I put an asterisk in the first sentence of the post, behind the title of the book, which was also a link to a vendor, hoping that it would draw the reader’s attention to the disclosure at the end.
Is my disclosure good enough? Probably not, based on my reading of the Federal Trade Commission’s .com Disclosures: How to Make Effective Disclosures in Digital Advertising (March 2013). The asterisk could encourage the reader to scroll to the bottom, but they would still have to scroll and there are many links along the way to divert their attention.
The most analogous example to book bloggers in the FTC’s publication is #21 (highlighting added):
The FTC explains why this disclosure is not clear and conspicuous: “there are several hyperlinks before [the] disclosure that could distract readers and cause them to click away before they get to the end of the post.”
So, disclosures should be unavoidable, preferably close to whatever the relevant piece of information is in the post. The top of the post is the best place.
The FTC’s publication also addresses endorsements through Twitter, which might affect bloggers who connect their posts directly to Twitter or use Twitter to endorse books, but I doubt it’s much of a concern for most book bloggers. The FTC’s clarification focuses on tweets by paid endorsers and those who must qualify their claims. There aren’t many of us in the book blogging world getting paid for this hobby, and there isn’t much we would need to qualify along the lines of the fake tweet at the top of this post.**
I hope it’s enough that in whatever medium we’re using, we follow the basic principles the FTC has outlined: be truthful, have evidence to back up our claims, and be fair in our advertising/endorsing.

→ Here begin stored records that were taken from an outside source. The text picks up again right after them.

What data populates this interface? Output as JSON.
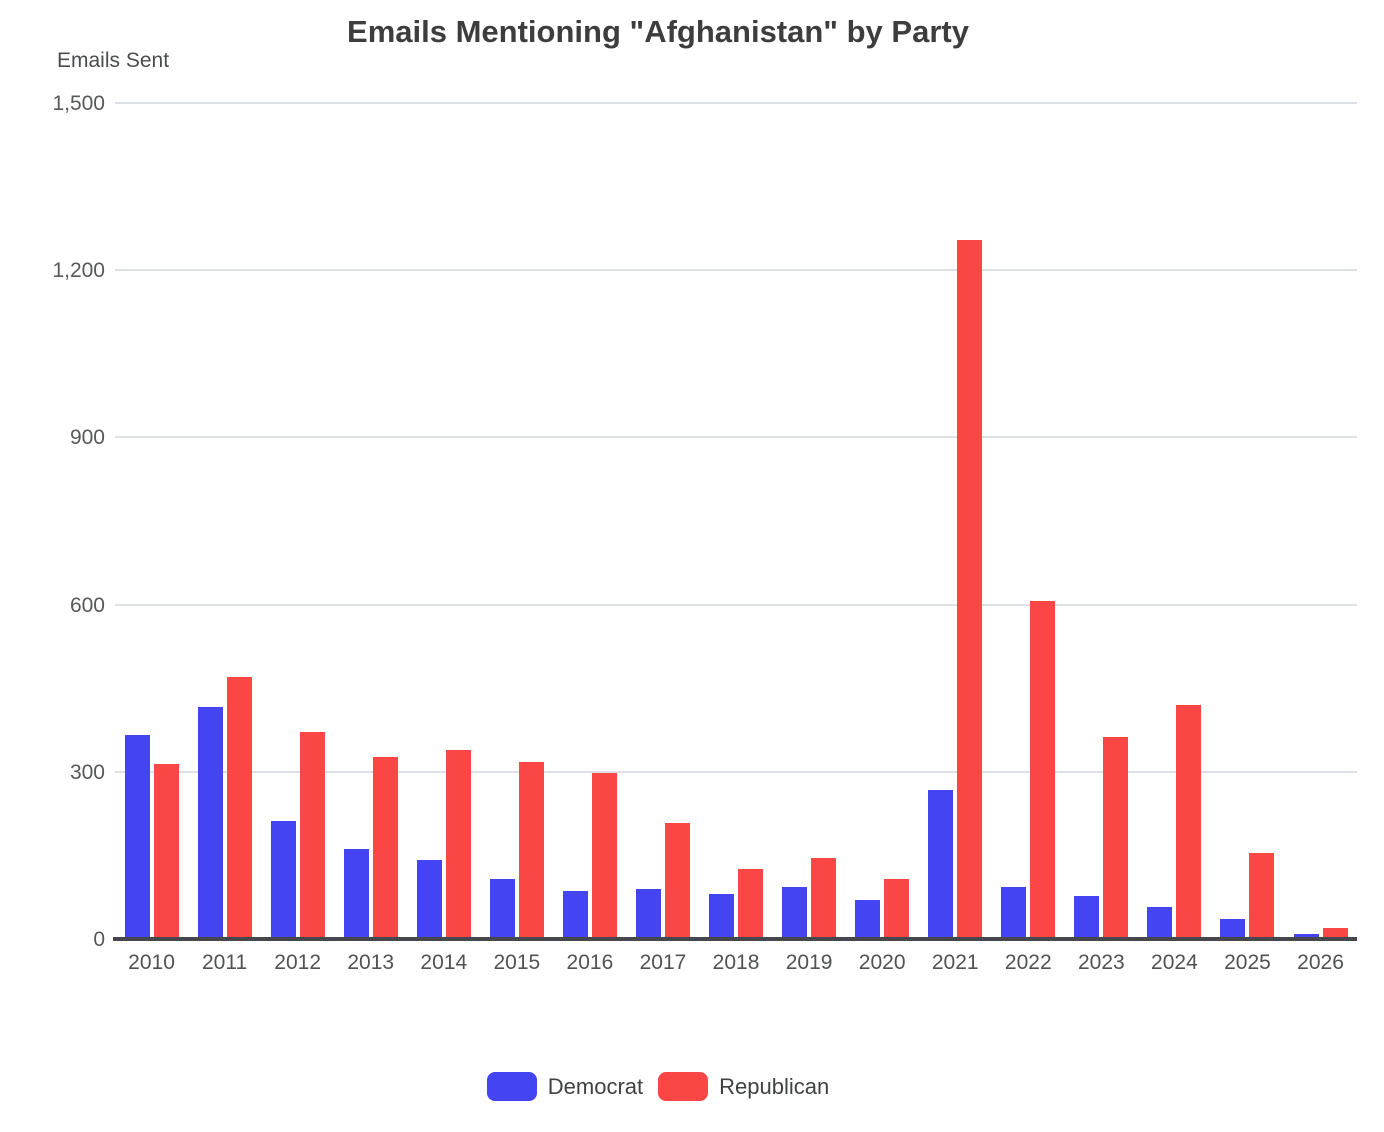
{
  "title": "Emails Mentioning \"Afghanistan\" by Party",
  "y_axis_title": "Emails Sent",
  "colors": {
    "democrat": "#4544f3",
    "republican": "#fb4646",
    "gridline": "#dce0e5",
    "axis_line": "#45474c",
    "title_text": "#3d3d3d",
    "tick_text": "#56585a"
  },
  "legend": {
    "position": "bottom",
    "items": [
      {
        "label": "Democrat",
        "color": "#4544f3"
      },
      {
        "label": "Republican",
        "color": "#fb4646"
      }
    ]
  },
  "chart_data": {
    "type": "bar",
    "title": "Emails Mentioning \"Afghanistan\" by Party",
    "xlabel": "",
    "ylabel": "Emails Sent",
    "ylim": [
      0,
      1500
    ],
    "ytick_interval": 300,
    "ytick_labels": [
      "0",
      "300",
      "600",
      "900",
      "1,200",
      "1,500"
    ],
    "grid": true,
    "legend_position": "bottom",
    "categories": [
      "2010",
      "2011",
      "2012",
      "2013",
      "2014",
      "2015",
      "2016",
      "2017",
      "2018",
      "2019",
      "2020",
      "2021",
      "2022",
      "2023",
      "2024",
      "2025",
      "2026"
    ],
    "series": [
      {
        "name": "Democrat",
        "color": "#4544f3",
        "values": [
          366,
          417,
          212,
          162,
          142,
          108,
          86,
          90,
          80,
          93,
          70,
          268,
          94,
          77,
          57,
          36,
          9
        ]
      },
      {
        "name": "Republican",
        "color": "#fb4646",
        "values": [
          314,
          471,
          372,
          326,
          340,
          318,
          298,
          209,
          125,
          146,
          107,
          1255,
          607,
          363,
          419,
          154,
          19
        ]
      }
    ]
  }
}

So, what happens if we don’t disclose properly? To my knowledge, the FTC has not taken any action against endorsers, saying in June 2010, “If law enforcement becomes necessary, our focus will be advertisers, not endorsers – just as it’s always been.”
Even though the FTC isn’t likely to go after the wee sardine in the big sea of deceptive advertising, it’s worth it for bloggers to keep these regulations in mind. Clear and conspicuous disclosures encourage credibility and build trust with our readers. Anyone who feels misled by a blog will stop reading it, and what’s the point of writing a blog that no one wants to read?
**By the way, BooksPlusMore has an amusing take on Anna Karenina in his recent post, Goosebooks: Attack of the Giant Novel.
***A note to bloggers outside of the United States: the FTC’s disclosure rules might apply to you. The FTC’s powers are very broad, and in 2006 Congress passed the Undertaking Spam, Spyware, And Fraud Enforcement With Enforcers beyond Borders Act (“U.S. SAFE WEB ACT”), which specifically said the FTC had the power to, in FTC’s own words, “challenge both frauds from abroad that harm U.S. consumers and frauds involving material conduct in the United States.” That said, the United States Supreme Court has been shying away from allowing U.S. courts to exercise jurisdiction over foreign parties that don’t specifically direct their conduct at the United States. This is just my two cents, not legal advice.